Christine Page looks forward to serving as new Perry Township trustee

Nov. 13—Christine Page won't need much of an orientation when she begins serving as a Perry Township trustee, starting Jan. 1.

After all, Page has worked alongside trustees for more than 30 years as the township's fiscal officer.

When Page responded to a News-Herald election questionnaire in September, she said she clearly understood the work of a trustee and the challenges involved in leading the township.

Page will now get a chance to put that knowledge to work, after being elected as trustee on Nov. 7.

She competed in the general election against Daniel McGarry and Mark Welch for a single trustee position.

Page received 1,357 votes; McGarry, 1,124; and Welch, 589, according to unofficial, final returns from the Lake County Elections Board.

She thanked all of the voters who supported her candidacy.

"I'm both amazed and so grateful for the opportunity to continue serving this community, but in a completely different capacity," she said in a Nov. 10 email.

Page will succeed longtime Trustee Rick Amos, who decided not to run for another four-year term.

Perry Township voters not only chose Page as trustee on Nov. 7, but also elected Stephanie Parker as the community's new fiscal officer. Parker ran unopposed for the position.

While new terms for trustees in Ohio begin Jan. 1, fiscal officers start their four-year terms on April 1 in the year after being elected.

Page will conclude her duties as fiscal officer when she becomes a trustee on Jan. 1. So the township was facing a potential three-month wait until Parker could begin duties as fiscal officer, under terms of the state law.

However, Perry Township government leaders already have considered how to close that gap, Page said.

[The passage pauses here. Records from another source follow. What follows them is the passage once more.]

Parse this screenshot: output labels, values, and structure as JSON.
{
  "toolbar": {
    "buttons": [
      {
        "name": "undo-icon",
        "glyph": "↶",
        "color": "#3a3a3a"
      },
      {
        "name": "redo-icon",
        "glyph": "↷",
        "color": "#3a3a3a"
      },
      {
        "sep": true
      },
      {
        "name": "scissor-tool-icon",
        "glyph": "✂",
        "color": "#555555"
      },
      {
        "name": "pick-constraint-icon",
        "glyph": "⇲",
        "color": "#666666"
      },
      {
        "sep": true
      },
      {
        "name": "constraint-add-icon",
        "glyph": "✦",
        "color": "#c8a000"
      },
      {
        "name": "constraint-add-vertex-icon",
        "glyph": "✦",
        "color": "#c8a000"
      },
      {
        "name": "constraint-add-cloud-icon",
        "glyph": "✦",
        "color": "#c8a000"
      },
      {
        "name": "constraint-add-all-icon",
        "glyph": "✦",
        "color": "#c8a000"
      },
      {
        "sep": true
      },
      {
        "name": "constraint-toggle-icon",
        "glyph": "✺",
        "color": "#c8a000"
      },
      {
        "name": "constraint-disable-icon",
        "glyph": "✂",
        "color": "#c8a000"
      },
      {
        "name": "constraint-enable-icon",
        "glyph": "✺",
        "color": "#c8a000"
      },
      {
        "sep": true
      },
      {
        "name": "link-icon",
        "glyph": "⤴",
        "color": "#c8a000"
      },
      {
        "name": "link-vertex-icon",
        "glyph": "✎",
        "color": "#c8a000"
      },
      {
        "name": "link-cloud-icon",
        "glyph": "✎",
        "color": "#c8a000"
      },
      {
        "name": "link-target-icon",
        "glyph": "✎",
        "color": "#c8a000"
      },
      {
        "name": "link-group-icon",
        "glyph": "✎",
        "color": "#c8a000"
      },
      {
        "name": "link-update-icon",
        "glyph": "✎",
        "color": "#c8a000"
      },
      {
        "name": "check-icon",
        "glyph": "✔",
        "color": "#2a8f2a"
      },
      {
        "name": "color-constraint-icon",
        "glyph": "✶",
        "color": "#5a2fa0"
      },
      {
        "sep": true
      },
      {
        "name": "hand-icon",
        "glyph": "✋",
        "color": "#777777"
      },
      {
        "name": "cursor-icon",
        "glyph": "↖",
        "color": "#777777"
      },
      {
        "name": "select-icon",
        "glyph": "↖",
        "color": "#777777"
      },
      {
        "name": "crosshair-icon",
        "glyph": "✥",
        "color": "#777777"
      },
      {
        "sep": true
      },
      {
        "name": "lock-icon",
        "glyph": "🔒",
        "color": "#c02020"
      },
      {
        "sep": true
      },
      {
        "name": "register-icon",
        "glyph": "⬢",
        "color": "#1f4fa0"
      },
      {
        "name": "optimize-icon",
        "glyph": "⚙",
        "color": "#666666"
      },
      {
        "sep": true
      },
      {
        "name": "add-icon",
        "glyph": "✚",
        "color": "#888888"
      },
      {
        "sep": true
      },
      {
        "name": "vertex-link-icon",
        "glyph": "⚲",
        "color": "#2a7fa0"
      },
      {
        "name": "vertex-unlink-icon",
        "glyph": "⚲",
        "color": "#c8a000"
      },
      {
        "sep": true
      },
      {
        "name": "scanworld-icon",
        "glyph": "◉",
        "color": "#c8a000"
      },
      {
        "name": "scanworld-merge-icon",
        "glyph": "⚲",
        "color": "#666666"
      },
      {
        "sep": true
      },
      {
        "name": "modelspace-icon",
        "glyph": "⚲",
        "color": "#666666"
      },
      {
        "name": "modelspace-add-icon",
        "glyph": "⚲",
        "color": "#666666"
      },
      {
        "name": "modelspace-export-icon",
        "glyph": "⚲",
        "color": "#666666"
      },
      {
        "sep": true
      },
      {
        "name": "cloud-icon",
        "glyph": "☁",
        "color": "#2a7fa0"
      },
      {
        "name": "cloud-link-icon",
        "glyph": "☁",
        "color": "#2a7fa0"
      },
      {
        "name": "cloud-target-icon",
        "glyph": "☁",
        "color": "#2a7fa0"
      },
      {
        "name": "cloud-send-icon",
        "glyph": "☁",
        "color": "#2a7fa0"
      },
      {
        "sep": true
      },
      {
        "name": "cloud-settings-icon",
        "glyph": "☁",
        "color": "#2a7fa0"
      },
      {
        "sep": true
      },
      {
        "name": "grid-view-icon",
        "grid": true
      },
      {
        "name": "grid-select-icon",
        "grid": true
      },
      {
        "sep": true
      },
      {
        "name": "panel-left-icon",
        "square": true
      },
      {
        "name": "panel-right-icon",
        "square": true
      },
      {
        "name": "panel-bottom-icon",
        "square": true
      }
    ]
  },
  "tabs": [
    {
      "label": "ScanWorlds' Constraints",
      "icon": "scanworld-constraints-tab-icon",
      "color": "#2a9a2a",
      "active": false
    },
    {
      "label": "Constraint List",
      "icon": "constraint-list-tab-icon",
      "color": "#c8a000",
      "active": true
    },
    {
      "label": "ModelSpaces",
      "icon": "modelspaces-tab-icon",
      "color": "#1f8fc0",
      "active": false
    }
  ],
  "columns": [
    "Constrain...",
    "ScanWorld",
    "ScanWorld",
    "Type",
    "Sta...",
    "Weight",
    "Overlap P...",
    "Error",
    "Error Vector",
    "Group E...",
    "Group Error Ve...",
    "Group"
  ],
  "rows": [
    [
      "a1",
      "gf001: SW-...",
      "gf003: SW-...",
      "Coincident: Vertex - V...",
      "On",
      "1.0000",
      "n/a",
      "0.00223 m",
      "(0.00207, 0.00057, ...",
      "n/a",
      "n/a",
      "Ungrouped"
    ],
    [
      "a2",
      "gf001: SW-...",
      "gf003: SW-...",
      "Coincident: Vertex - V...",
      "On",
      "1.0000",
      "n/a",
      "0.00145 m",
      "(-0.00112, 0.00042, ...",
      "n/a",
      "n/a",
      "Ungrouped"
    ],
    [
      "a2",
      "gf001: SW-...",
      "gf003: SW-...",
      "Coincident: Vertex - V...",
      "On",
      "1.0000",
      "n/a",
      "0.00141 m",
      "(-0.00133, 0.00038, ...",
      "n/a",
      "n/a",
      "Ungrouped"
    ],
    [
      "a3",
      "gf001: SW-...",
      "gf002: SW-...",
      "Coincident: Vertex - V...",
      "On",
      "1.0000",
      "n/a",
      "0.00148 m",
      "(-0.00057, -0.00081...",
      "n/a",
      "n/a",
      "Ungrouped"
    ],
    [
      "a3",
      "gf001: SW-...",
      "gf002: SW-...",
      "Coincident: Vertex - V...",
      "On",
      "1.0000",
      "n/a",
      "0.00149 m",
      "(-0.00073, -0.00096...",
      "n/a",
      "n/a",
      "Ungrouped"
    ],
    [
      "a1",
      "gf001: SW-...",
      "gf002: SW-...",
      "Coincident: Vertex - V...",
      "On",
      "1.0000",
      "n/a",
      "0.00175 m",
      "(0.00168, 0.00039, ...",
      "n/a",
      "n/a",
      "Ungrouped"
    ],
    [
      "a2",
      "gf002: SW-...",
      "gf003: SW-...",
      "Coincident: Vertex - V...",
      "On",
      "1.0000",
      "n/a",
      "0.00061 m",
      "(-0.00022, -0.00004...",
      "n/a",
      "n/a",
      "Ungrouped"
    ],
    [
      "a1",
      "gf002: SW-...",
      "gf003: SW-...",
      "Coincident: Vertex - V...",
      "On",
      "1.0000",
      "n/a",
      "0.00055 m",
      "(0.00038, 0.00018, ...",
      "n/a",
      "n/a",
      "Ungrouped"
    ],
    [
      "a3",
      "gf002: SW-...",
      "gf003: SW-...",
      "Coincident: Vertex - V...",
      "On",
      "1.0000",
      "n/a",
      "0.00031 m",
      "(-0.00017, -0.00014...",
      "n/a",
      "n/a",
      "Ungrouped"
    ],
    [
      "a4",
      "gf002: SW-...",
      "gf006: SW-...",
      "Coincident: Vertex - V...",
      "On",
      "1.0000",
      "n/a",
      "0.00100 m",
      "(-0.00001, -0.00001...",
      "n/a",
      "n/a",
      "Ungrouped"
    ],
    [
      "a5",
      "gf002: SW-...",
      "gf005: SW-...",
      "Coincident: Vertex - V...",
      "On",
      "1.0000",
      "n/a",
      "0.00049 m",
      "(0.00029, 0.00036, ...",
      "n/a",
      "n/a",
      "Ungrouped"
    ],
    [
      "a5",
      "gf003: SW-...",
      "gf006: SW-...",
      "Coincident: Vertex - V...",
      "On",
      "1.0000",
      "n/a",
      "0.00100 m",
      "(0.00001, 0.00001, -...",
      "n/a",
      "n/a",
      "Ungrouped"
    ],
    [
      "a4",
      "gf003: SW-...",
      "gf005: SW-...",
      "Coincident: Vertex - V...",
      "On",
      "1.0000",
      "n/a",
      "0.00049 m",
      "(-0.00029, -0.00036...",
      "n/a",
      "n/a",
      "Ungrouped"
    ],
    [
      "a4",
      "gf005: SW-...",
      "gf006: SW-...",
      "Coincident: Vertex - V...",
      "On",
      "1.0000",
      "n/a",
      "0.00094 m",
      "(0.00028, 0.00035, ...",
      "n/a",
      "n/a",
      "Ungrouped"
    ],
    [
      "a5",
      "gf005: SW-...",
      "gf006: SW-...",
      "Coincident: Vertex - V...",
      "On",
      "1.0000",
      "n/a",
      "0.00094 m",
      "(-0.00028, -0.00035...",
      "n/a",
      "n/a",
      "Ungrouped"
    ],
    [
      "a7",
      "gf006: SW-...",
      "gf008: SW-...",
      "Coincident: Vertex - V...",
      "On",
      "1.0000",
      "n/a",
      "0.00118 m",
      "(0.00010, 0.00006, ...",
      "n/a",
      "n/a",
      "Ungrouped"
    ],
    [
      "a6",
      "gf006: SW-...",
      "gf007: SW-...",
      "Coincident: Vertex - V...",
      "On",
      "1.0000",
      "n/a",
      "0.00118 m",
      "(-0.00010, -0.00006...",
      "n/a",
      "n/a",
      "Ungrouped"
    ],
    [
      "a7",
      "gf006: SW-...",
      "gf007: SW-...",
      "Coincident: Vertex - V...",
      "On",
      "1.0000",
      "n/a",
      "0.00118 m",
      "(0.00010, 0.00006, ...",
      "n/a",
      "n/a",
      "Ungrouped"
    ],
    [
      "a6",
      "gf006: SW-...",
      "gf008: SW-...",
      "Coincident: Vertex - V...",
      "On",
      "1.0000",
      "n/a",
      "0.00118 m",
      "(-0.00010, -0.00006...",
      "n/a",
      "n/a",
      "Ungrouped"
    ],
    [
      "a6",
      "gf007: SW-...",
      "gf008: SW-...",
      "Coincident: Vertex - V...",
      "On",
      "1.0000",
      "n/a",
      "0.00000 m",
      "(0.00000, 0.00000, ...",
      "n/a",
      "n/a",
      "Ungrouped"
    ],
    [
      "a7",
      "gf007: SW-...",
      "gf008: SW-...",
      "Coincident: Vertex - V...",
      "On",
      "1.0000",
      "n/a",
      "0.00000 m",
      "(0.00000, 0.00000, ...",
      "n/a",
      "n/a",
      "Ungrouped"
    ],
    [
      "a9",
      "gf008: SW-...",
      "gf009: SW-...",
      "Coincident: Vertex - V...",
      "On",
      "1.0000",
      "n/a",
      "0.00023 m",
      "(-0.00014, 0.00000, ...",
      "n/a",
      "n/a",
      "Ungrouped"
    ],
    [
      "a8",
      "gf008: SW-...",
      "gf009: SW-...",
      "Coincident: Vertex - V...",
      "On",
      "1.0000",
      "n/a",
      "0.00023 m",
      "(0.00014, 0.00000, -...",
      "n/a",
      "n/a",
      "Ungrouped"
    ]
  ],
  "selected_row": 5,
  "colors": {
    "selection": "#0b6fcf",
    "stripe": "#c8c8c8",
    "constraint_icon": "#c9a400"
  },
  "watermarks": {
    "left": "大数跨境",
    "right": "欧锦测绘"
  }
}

"We anticipate that because training is in progress with the new fiscal officer, that she will be appointed as the interim fiscal officer (starting Jan. 1) until her term formally begins on April 1, 2024," Page said.

During the fall campaign, Page said that if she was elected trustee, she would:

—Continue supporting the township's senior citizens through ongoing support of the Perry Senior Center and its daily activities.

—Continue supporting a safe and sound community for the township's children to grow and flourish in, by continued engagement with the schools system and the Perry Area Joint Recreation District Board.

—Strive to find a way to help support the cost of township government without raising taxes.

She explained that achieving this goal requires "a process of following through to build a solid commercial tax base and continued conservative revenue and expenditure management."

Page, in the Nov. 10 email, said another issue that Perry Township trustees need to examine is the impact of the community's voters rejecting a five-year, 3.25-mill levy for police protection in the Nov. 7 election.

"I believe we need to look at what the denial of the trustees' levy request means to this community on a day-to-day basis and where we go from here," Page said. "We all should know exactly what we should expect after Jan. 1."

Trustees would have used the levy proceeds to continue a program launched in 2021 which assigns four deputies to fight crime and patrol roads in Perry Township. Trustees said this initiative has ensured that at least one deputy is nearly always on duty in the township.

When trustees signed a contract with the Lake County Sheriff's Office to obtain the enhanced patrolling by deputies, the township used federal American Rescue Plan Act funding to pay for its share of the program.

However, trustees emphasized that when the township's ARPA money ran out at the end of 2023, taxpayers would be asked to help keep the enhanced police protection in place.

If the Perry Township's police protection levy had passed, it would have raised $673,000 a year and cost taxpayers $114 annually per $100,000 in property valuation, according to the Lake County Auditor's Office.

As an incoming trustee, Page also said she has a great interest in the activities of the Perry Joint Economic Development District Board and the Perry Economic Development Council.